On the eve of Sarajevo's 25th anniversary, they saw on the European horizon signs aplenty that the old war-ridden continent was again facing nerve-wracking summer days of crisis.
In Germany an unprecedented peace time mobilization of 2,000,000 men was under way. Division after division moved into the Limes Line, there to face the French poilus long ago shoved into the Maginot Line. Into East Prussia, already an armed camp, went more antiaircraft regiments, and a narrow strip along the border of Poland's vital southern indus trial area was closed to civilians. Reports persisted that a few Italian soldiers had also been brought up there, perhaps as a moral stimulant to their Nazi brothers.
Polish soldiers, weary of inaction after three straight months in uniform, watched across the Danzig border as Nazis in the Free City got ever bolder.
Italy announced the biggest maneuvers of her history, to be climaxed with a sham "Battle of the Po" in the North. The Fascists made no bones about naming the invader: the French. Lest scheduled naval maneuvers in September heighten the chances for a crisis in that fateful month, Great Britain advanced her fall sea games to August when sailors presumably may play without trepidation.
As more and more reservists were called up, statesmen, politicians, journalists and generals hauled out their big oratorical guns for what promised to be a screaming international debate. At Verdun, where 23 years ago this week the French defenders were repulsing the attacking Germans, the usually silent General Maurice Gustave Gamelin, commander-in-chief of all French armed forces, said that "respect cannot be bought with concessions." French Foreign Minister Georges Bonnet spoke to fellow Radical Socialists of the "spectre of war" haunting Europe, came right out and pleaded with the U. S. to remove war fears by joining the British-French Peace Front.
Political Journalist Andre Geraud (Per-tinax) viewed German mobilization as a prelude to war, reported that the usually peaceful Prussian militarists were now won over to action.

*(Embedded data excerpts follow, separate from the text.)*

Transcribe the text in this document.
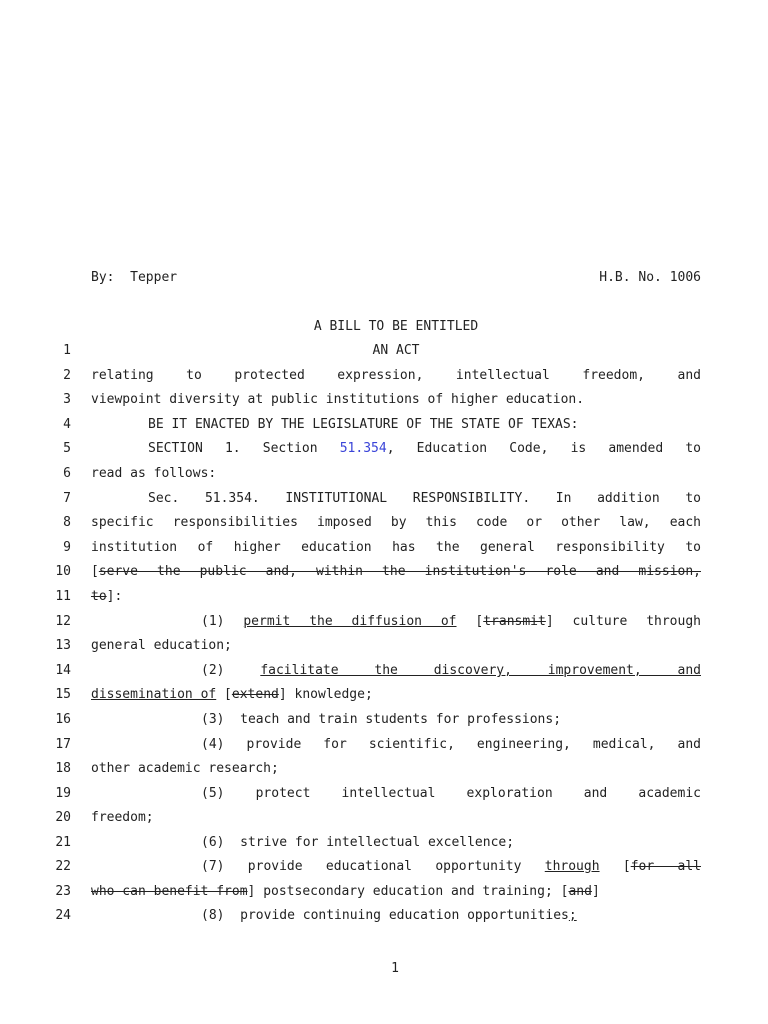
By:  Tepper	H.B. No. 1006
A BILL TO BE ENTITLED
1	AN ACT
2 relating to protected expression, intellectual freedom, and
3 viewpoint diversity at public institutions of higher education.
4	BE IT ENACTED BY THE LEGISLATURE OF THE STATE OF TEXAS:
5	SECTION 1. Section 51.354, Education Code, is amended to
6 read as follows:
7	Sec. 51.354. INSTITUTIONAL RESPONSIBILITY. In addition to
8 specific responsibilities imposed by this code or other law, each
9 institution of higher education has the general responsibility to
10 [serve the public and, within the institution's role and mission,
11 to]:
12	(1) permit the diffusion of [transmit] culture through
13 general education;
14	(2) facilitate the discovery, improvement, and
15 dissemination of [extend] knowledge;
16	(3)  teach and train students for professions;
17	(4) provide for scientific, engineering, medical, and
18 other academic research;
19	(5) protect intellectual exploration and academic
20 freedom;
21	(6)  strive for intellectual excellence;
22	(7) provide educational opportunity through [for all
23 who can benefit from] postsecondary education and training; [and]
24	(8)  provide continuing education opportunities;
1
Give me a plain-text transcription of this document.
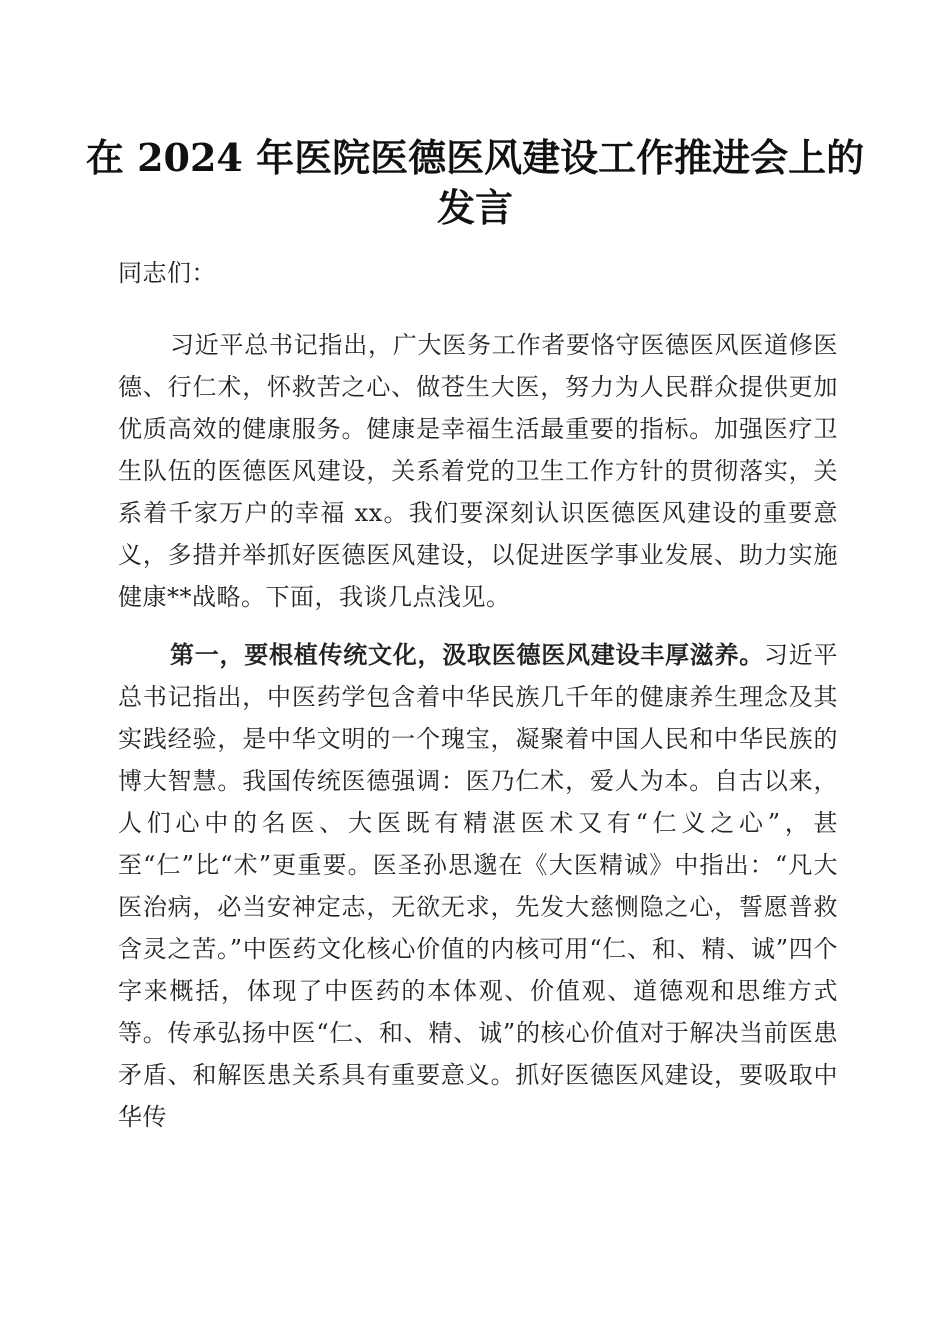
在 2024 年医院医德医风建设工作推进会上的
发言
同志们：
习近平总书记指出，广大医务工作者要恪守医德医风医道修医德、行仁术，怀救苦之心、做苍生大医，努力为人民群众提供更加优质高效的健康服务。健康是幸福生活最重要的指标。加强医疗卫生队伍的医德医风建设，关系着党的卫生工作方针的贯彻落实，关系着千家万户的幸福 xx。我们要深刻认识医德医风建设的重要意义，多措并举抓好医德医风建设，以促进医学事业发展、助力实施健康**战略。下面，我谈几点浅见。
第一，要根植传统文化，汲取医德医风建设丰厚滋养。习近平总书记指出，中医药学包含着中华民族几千年的健康养生理念及其实践经验，是中华文明的一个瑰宝，凝聚着中国人民和中华民族的博大智慧。我国传统医德强调：医乃仁术，爱人为本。自古以来，人们心中的名医、大医既有精湛医术又有“仁义之心”，甚至“仁”比“术”更重要。医圣孙思邈在《大医精诚》中指出：“凡大医治病，必当安神定志，无欲无求，先发大慈恻隐之心，誓愿普救含灵之苦。”中医药文化核心价值的内核可用“仁、和、精、诚”四个字来概括，体现了中医药的本体观、价值观、道德观和思维方式等。传承弘扬中医“仁、和、精、诚”的核心价值对于解决当前医患矛盾、和解医患关系具有重要意义。抓好医德医风建设，要吸取中华传
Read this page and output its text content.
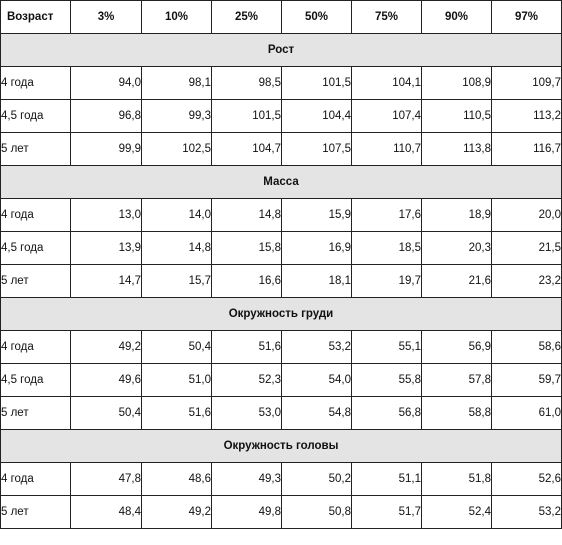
Возраст	3%	10%	25%	50%	75%	90%	97%
Рост							
4 года	94,0	98,1	98,5	101,5	104,1	108,9	109,7
4,5 года	96,8	99,3	101,5	104,4	107,4	110,5	113,2
5 лет	99,9	102,5	104,7	107,5	110,7	113,8	116,7
Масса							
4 года	13,0	14,0	14,8	15,9	17,6	18,9	20,0
4,5 года	13,9	14,8	15,8	16,9	18,5	20,3	21,5
5 лет	14,7	15,7	16,6	18,1	19,7	21,6	23,2
Окружность груди							
4 года	49,2	50,4	51,6	53,2	55,1	56,9	58,6
4,5 года	49,6	51,0	52,3	54,0	55,8	57,8	59,7
5 лет	50,4	51,6	53,0	54,8	56,8	58,8	61,0
Окружность головы							
4 года	47,8	48,6	49,3	50,2	51,1	51,8	52,6
5 лет	48,4	49,2	49,8	50,8	51,7	52,4	53,2
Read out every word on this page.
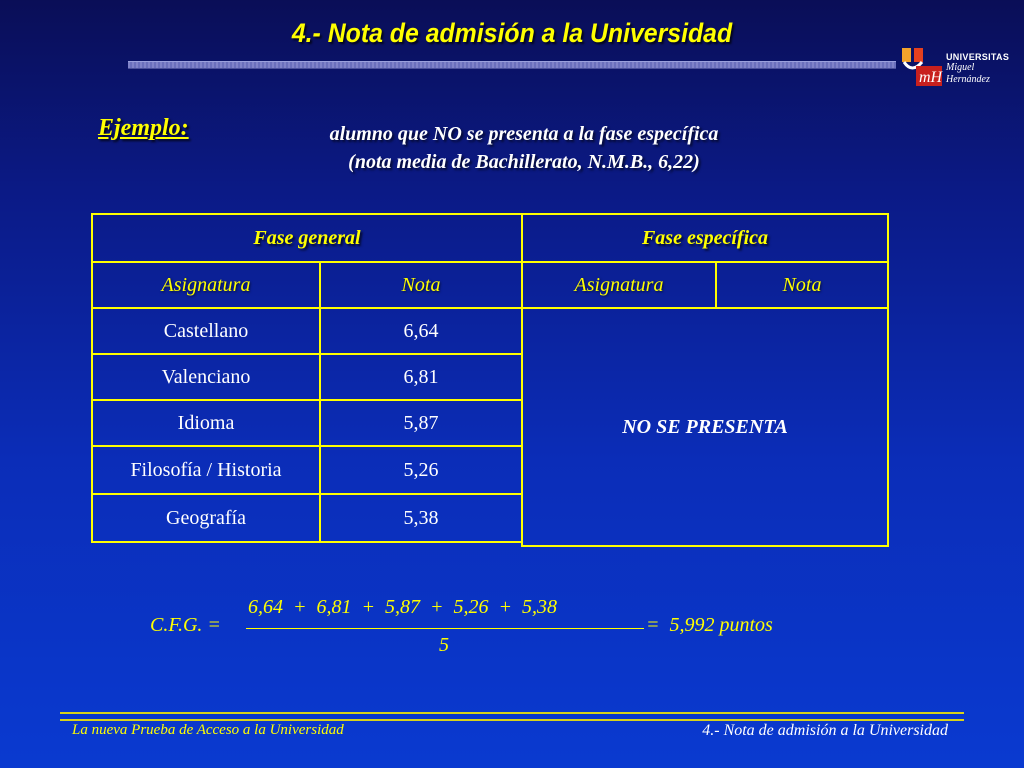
4.- Nota de admisión a la Universidad
mH
UNIVERSITAS
Miguel
Hernández
Ejemplo:	alumno que NO se presenta a la fase específica
(nota media de Bachillerato, N.M.B., 6,22)
Fase general	
Asignatura	Nota
Castellano	6,64
Valenciano	6,81
Idioma	5,87
Filosofía / Historia	5,26
Geografía	5,38
Fase específica
Asignatura	Nota
NO SE PRESENTA
C.F.G. =
6,64  +  6,81  +  5,87  +  5,26  +  5,38
5
=  5,992 puntos
La nueva Prueba de Acceso a la Universidad	4.- Nota de admisión a la Universidad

Vladimir Poliakoff (Augur), White Russian newspaperman who snoops around odd corners of European chancelleries and sometimes pulls out something good, last week reported to the New York Times that British Foreign Secretary Viscount Halifax had sent, through an unnamed emissary, to German Foreign Minister Joachim von Ribbentrop an odd but simple and direct message: "If you want war you can have war." Almost as defiant was Prime Minister Chamberlain, who delivered the most direct warning he has yet given to the Reich and boasted about Britain's newly found military power.